Repository files navigation

CI

The brains behind Cloverleaf

API

generate(appName, masterPass, [presetToggle], [length], [customPreset]) ⇒ string

Kind: global function Returns: string - Output password

Param Type Default Description
appName string Name of the app to generate a password for
masterPass string
[presetToggle] boolean false True if we want to use a preset
[length] number 16 int - Desired length of the password
[customPreset] object JSON object to use as a custom preset

siteData

Returns: object - Data for preset sites

Schema (How the JSON is structured):

"App Name": {
  "alias": "Real app", // Makes passwords as if this was the app name
  "minLength": 4, // The minimum length of a password allowed on this preset (inclusive)
  "maxLength": 512, // The maximum length of a password allowed on this preset (inclusive)
  "chars": "abc123", // The password will be made out of a random selection of these characters.
  "deprecated": false, // Used to hide presets
  "regex": "^(?!.*(.)\\1{2,}).+", // A regex the password must match. This one disallows repetitions of 3 or more of the same character
  "requirements": ["cap", "low", "num", "special"], // Passwords must have at least one of these character types
}

The only requirements for a valid preset is an alias or minimum length, the rest is optional.

Contributing

Creating a new preset

Making a new preset is pretty easy. All data for presets is kept in sites.json. There's a json schema that describes what is needed but the tl;dr is this:

Add a new key in the JSON object (in alphabetical order) with the name of the site/app you're making a preset for.

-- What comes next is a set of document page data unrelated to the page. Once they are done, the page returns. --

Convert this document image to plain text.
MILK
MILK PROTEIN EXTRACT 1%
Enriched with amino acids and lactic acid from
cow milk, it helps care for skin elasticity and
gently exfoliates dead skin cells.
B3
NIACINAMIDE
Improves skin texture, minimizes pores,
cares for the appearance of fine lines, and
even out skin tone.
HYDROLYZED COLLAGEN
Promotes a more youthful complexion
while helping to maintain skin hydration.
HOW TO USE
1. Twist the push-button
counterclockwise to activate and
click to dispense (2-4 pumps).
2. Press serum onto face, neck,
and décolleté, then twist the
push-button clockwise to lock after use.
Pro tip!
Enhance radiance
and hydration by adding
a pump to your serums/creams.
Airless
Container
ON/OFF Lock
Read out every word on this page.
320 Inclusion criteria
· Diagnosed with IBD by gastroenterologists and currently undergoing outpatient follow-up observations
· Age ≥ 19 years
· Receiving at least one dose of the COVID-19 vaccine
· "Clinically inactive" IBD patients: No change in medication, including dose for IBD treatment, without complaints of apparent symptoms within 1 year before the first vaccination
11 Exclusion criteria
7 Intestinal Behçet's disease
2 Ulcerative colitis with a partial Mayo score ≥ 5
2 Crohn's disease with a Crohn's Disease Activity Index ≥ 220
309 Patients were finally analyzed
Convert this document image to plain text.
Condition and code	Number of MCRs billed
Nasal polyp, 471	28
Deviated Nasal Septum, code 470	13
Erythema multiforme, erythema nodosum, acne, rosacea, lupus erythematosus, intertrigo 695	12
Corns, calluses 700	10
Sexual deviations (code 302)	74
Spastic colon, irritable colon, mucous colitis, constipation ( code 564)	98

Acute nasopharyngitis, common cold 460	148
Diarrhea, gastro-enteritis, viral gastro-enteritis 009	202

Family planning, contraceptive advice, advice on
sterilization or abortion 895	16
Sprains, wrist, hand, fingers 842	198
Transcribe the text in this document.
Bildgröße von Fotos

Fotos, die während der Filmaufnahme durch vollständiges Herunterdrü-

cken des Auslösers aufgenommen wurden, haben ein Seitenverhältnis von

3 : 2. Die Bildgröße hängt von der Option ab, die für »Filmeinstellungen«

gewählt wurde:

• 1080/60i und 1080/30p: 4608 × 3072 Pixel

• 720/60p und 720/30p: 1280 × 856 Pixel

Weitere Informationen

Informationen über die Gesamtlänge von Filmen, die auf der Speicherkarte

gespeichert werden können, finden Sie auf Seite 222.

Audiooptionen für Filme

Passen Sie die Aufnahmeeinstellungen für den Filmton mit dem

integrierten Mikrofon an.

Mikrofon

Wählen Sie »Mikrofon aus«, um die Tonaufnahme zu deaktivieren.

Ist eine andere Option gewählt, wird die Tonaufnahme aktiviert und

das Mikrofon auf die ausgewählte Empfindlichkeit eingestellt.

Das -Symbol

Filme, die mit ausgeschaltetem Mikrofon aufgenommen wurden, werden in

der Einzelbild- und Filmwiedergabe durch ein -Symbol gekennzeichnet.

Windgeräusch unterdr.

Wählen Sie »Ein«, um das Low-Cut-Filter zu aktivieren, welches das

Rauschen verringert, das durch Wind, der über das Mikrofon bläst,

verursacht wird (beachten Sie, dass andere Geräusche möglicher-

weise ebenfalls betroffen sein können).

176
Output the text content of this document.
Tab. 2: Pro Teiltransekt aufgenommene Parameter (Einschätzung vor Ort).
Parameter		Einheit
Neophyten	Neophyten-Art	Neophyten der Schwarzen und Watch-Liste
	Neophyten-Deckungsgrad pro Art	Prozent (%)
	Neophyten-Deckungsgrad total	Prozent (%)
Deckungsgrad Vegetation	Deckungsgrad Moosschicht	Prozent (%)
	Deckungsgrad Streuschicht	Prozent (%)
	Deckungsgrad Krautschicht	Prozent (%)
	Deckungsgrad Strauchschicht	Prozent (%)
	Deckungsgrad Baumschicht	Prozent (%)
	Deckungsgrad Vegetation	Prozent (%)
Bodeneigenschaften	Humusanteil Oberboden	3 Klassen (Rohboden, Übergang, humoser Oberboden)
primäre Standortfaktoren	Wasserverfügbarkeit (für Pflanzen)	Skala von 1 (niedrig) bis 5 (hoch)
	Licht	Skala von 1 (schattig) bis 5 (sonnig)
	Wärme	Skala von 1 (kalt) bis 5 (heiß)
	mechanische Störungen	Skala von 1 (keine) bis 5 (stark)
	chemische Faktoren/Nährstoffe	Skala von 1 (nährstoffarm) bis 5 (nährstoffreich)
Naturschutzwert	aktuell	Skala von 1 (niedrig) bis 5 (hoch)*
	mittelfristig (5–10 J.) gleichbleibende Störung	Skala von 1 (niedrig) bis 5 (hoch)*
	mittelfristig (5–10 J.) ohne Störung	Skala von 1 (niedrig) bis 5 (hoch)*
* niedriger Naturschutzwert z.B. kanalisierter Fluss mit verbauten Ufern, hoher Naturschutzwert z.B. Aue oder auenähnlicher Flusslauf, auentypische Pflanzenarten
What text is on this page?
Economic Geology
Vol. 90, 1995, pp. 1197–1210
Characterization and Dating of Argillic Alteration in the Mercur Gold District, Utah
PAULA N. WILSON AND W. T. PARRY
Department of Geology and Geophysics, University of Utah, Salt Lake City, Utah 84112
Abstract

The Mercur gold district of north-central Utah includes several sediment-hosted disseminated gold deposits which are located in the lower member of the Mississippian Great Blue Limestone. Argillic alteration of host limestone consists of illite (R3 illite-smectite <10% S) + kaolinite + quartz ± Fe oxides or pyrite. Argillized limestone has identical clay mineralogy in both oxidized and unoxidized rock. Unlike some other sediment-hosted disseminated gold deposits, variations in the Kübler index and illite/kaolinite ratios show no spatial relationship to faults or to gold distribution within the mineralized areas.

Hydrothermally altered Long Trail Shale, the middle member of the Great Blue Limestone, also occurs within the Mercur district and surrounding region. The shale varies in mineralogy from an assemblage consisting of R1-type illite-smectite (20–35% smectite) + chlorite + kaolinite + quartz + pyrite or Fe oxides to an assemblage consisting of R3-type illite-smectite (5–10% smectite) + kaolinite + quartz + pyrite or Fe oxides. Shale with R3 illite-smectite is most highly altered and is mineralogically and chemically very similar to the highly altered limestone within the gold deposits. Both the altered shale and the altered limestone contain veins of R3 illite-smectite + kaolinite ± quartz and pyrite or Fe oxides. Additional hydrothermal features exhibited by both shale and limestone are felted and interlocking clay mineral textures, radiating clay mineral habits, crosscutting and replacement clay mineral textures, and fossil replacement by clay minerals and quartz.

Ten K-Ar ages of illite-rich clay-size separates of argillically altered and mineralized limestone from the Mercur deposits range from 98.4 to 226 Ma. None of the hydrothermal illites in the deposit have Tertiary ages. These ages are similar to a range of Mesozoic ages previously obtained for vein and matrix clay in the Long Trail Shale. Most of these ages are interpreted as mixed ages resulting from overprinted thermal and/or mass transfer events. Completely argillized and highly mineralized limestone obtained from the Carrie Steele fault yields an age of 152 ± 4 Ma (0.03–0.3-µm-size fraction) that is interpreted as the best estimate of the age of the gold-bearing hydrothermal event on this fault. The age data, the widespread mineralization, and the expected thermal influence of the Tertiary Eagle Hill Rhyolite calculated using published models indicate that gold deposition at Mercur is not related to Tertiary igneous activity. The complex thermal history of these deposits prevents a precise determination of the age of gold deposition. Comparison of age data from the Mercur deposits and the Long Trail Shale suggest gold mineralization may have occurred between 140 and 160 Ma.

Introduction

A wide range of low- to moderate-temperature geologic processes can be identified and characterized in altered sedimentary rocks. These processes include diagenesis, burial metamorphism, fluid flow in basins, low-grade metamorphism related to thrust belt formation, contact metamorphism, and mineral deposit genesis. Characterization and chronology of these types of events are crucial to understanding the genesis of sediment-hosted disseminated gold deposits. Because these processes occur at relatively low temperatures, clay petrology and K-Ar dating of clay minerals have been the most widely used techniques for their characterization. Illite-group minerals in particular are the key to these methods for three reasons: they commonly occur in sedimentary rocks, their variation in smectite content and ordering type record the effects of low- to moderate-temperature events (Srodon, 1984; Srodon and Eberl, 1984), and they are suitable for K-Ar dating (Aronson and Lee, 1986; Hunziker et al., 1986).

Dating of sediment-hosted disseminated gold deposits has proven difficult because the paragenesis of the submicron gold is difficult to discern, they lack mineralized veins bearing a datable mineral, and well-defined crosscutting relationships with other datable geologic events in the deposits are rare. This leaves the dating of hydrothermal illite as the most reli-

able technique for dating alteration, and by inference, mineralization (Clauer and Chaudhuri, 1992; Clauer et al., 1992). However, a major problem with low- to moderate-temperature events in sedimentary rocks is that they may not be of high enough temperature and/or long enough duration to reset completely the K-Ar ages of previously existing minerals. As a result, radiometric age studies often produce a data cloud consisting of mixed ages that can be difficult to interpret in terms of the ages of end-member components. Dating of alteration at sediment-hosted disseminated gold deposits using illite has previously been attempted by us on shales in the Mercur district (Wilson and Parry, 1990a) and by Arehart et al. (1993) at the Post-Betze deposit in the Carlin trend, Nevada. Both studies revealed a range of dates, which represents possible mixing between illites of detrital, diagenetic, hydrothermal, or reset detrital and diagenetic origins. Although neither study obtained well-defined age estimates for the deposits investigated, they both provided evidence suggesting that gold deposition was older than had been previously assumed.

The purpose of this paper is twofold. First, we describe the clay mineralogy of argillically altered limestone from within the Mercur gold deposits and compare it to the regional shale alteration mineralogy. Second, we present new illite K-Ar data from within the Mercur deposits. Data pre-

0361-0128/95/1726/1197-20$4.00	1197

Working out a site's restrictions

Character restrictions

A good first test is pasting this in and seeing if it's upset about any characters:

0123456789abcdefghijklmnopqrstuvwxyzABCDEFGHIJKLMNOPQRSTUVWXYZ!"#$%&'()*+,-./:;<=>?@[\]^_`{|}~

If it is then you need to work out which it doesn't like. This can take a long time but can be sped up if you use a kind of binary search and half the string until you can pinpoint what is causing an issue.

Length restrictions

You also then need to work out if there are any minimum and maximum lengths. The first is easily discovered by attempting to use just "a" or something like that. For the maximum length I generally try a string that's over 512 characters (the default max for cloverleaf passwords).

Other restrictions

Some sites have basic restrictions such as "must have a special character" or "must use a number and a capital". For these we use the "requirements" key and an array or required character types ("cap", "low", "num" and "special")

Some websites disallow repeated characters (EG. aaa) or common phrases like qwerty, abc or 123. If a site has these restrictions you will need to add a regex.